「所以,我覺得那個槓桿一定是有問題。」趙政信誓坦坦地說道,「否則曾祖父怎麼偏偏就提這個杆子不說別的呢?」
「曾祖父說今歲他生辰的時候要用政兒養的魚來做主宴,所以政兒一定要把魚養得胖胖噠!」
「阿兄,阿兄你理理我鴨!」趙政蹭過去戳了一下面無表情奮筆疾書的呂安,後者郎心似鐵坐如鐘紋絲不動。
可憐的呂小安作為搞事二人組一員加上發起人,被他爹布置了一堆抄寫作業。
沒錯!就是毫無技術一點熱情也沒有的抄寫,抄的還是《秦律》,簡直慘絕人寰!
呂安抄得手腕都要麻了,寫的字都開始打飄。
筆,筆畫太多了!為什麼筆畫會有那麼多!平時不覺得,現在他要寫長篇大論的時候才覺得實在是太不方便啦!而且一旦寫錯了字還要拿小刀削掉,這真的太不方便了!
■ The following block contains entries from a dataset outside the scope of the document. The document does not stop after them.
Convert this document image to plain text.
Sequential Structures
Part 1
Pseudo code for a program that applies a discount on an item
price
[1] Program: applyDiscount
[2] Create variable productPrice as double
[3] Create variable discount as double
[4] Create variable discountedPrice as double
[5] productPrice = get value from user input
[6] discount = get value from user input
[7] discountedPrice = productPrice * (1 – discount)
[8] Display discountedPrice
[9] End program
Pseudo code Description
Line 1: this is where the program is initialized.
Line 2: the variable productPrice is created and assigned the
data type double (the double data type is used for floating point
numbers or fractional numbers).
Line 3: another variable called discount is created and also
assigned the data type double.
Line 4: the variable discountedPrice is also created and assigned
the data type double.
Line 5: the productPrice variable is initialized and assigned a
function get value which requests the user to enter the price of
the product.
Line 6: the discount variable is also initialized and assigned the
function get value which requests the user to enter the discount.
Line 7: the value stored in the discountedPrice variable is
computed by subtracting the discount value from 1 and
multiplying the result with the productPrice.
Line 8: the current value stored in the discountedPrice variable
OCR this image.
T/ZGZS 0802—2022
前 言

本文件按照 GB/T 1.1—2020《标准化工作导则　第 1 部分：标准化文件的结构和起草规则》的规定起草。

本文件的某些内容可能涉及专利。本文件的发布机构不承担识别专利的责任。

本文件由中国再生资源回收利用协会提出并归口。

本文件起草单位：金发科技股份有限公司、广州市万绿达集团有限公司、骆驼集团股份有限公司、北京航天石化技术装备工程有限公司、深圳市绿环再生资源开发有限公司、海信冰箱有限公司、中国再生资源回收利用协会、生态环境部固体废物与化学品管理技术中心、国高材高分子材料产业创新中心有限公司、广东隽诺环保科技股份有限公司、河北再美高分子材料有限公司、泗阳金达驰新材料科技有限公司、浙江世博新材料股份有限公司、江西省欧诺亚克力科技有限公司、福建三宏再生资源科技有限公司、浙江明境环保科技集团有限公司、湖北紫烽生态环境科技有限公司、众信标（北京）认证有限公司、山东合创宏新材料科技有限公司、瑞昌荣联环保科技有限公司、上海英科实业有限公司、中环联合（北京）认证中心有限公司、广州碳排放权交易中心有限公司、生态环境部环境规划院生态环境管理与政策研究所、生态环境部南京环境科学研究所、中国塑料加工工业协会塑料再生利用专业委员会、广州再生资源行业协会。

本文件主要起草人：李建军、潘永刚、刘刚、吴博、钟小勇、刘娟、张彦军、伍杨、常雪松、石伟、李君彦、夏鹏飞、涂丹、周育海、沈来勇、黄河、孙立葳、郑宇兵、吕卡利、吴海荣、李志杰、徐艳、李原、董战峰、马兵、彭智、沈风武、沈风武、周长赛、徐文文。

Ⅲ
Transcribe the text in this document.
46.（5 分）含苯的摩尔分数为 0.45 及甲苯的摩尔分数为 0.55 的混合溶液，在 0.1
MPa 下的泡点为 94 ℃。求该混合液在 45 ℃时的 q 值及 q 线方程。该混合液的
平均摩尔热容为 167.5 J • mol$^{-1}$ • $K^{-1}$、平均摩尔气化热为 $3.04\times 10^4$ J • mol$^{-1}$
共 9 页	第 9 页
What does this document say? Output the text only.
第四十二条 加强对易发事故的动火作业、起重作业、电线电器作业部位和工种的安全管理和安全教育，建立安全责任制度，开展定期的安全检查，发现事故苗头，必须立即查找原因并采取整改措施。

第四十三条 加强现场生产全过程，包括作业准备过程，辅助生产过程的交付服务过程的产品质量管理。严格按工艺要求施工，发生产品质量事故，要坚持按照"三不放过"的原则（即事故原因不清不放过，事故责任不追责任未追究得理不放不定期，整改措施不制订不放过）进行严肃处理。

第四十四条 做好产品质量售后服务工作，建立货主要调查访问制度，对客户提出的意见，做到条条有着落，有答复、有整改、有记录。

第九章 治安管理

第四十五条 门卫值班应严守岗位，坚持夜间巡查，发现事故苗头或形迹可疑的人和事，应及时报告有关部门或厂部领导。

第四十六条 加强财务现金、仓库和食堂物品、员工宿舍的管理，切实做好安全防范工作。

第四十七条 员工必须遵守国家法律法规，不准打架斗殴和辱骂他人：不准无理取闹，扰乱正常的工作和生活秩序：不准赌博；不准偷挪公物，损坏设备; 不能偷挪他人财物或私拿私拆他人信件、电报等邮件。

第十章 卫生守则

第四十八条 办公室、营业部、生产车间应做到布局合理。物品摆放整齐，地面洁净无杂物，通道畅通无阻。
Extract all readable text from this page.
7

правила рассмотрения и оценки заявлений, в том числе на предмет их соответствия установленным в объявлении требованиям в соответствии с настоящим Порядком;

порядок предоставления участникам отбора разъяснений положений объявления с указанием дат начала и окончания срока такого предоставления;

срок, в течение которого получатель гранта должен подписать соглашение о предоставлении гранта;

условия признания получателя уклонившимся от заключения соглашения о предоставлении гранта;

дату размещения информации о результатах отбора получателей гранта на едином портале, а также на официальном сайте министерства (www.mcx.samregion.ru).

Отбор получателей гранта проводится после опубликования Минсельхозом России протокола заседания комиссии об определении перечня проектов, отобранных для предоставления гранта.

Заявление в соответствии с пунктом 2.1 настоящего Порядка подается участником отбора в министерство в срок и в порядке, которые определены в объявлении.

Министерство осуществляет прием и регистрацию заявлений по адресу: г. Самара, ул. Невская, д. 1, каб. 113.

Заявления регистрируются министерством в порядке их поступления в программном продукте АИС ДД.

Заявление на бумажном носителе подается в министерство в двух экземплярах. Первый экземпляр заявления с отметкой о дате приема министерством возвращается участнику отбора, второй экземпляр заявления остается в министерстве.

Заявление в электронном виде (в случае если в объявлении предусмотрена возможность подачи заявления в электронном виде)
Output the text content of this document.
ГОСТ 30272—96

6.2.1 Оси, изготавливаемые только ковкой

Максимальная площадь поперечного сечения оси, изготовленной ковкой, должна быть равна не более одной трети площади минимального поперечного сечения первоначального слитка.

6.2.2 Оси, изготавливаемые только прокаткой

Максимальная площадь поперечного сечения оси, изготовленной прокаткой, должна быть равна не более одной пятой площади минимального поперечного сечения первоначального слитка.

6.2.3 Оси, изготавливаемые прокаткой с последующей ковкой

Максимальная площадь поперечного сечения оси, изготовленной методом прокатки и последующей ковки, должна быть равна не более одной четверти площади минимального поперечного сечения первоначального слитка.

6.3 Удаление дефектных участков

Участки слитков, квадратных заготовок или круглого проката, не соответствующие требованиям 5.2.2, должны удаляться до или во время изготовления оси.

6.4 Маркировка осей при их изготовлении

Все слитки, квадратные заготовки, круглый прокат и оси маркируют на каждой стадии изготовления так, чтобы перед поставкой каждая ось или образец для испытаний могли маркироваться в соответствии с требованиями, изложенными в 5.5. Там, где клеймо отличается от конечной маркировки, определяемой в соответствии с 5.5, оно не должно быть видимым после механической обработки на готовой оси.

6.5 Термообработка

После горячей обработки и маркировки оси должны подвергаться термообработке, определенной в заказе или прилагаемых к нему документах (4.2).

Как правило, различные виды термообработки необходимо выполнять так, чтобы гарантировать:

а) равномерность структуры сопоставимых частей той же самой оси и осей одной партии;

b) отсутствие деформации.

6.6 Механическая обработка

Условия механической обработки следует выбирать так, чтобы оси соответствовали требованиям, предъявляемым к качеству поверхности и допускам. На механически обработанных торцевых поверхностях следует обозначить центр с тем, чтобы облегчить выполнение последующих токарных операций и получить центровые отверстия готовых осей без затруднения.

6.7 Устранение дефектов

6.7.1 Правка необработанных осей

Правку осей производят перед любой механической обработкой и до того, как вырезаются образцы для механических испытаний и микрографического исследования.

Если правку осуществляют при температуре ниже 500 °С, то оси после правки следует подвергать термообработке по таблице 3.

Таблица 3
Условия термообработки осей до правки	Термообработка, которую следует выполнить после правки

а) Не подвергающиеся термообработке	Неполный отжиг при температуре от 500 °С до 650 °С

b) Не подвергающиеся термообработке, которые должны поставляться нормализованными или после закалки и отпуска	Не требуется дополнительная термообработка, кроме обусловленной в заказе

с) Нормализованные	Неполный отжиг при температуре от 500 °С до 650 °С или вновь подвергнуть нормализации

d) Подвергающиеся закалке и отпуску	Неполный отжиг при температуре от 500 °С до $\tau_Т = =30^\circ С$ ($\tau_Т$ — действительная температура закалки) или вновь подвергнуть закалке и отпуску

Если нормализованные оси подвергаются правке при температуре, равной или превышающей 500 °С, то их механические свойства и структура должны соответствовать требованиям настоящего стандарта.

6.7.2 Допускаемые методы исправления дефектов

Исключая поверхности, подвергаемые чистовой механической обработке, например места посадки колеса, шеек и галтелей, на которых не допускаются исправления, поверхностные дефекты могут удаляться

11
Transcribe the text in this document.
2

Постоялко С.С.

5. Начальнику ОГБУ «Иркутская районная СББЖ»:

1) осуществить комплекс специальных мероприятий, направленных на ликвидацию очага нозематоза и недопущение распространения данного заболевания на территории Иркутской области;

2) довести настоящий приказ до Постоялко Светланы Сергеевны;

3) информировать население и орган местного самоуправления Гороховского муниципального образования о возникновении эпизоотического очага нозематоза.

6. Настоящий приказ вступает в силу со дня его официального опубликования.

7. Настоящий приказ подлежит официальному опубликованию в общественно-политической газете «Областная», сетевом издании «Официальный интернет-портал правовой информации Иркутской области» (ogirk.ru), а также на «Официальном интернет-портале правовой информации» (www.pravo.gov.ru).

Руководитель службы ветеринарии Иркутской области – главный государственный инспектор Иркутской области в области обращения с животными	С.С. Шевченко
趙政見自家阿兄不理他,又委屈又心虛。這事的確是他不好,他不該沒有經過阿兄同意就將兩人的計劃說出去,害得阿兄受罰,但是趙政也的確沒想到事情會那麼嚴重,是他錯估了事態。
而且明明始作俑者是他,卻害得阿兄受罰。對於一個小男子漢來說,這樣的處罰方式最戳他們心窩了,小孩小肩膀都耷拉下來了。
他一點一點挪過去,像試探的小動物一樣將腦袋依在呂安後背上,輕輕地蹭著,然後黏糊糊地呼喚:「阿兄~是,是政兒錯了。」
「阿兄,你不要不理政兒。」
「政兒以後一定聽話的。」越說,小孩的顫音愈加明顯。眼看著就要掉金豆豆,呂安最終還是心軟了,他停下筆將竹卷遞了過去,「你來讀,我來寫。」
「好!」趙政意識到阿兄這是原諒自己了,立刻打起精神,眼睛亮晶晶地接過了竹卷,在對了一眼呂安寫到哪兒之後趙政很快就找到了對應段落開始一點一點念,呂安執筆在竹卷上遊走。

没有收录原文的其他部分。